We will continue to broaden our horizons in 2023 in terms of which channels we investigate, continuing this expansion to connect with areas and sectors that we previously have not. And we intend on opening up further areas in different settings to repatriate our equipment, all in line with our efforts to hammer home the message that bread baskets belong to a supply chain and that they belong to Bakers Basco and its membership.
The recent COP27 has served as a reminder to us all that climate change needs to remain on the global agenda. Consumers are becoming more and more aware about how the actions they take today can build towards a better future for the planet. We ourselves have seen an increase in members of the public having greater awareness of the negative environmental impact caused by equipment ending up outside the supply chain – and informing our investigations team of misplaced equipment found where it shouldn’t be.

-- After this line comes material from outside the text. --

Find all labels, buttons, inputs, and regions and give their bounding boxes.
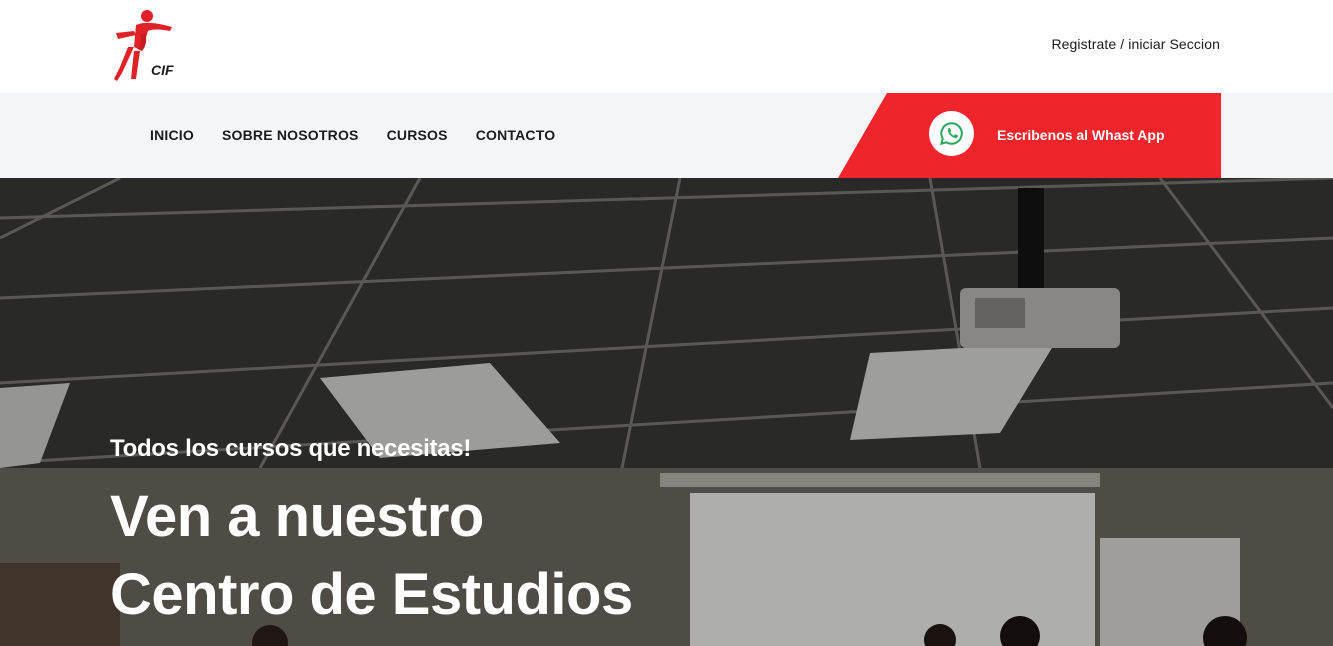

It shows that the message is getting through and reaching a wider audience – but we mustn’t forget that it’s an imperative for businesses and governments too to put plastic waste and waste crime back on the agenda. Cracking down on rogue carriers of waste is an area that’s very close to Bakers Basco’s heart; this is absolutely the source in which illegal recyclers are getting away with unlawfully collecting our plastic bread baskets and dollies, then selling them on to rogue recyclers and gaining huge profits – at the expense of others. We need more enforcement in the UK to catch the rogue carriers who are dealing with waste – or perceived waste – in an unlawful manner.
With the right enforcement, it will not only help curb theft and support those businesses and industries who suffer as a result of stolen or missing equipment, but it could also help to save the planet. And that’s the only trend that we really need to see happen in 2023.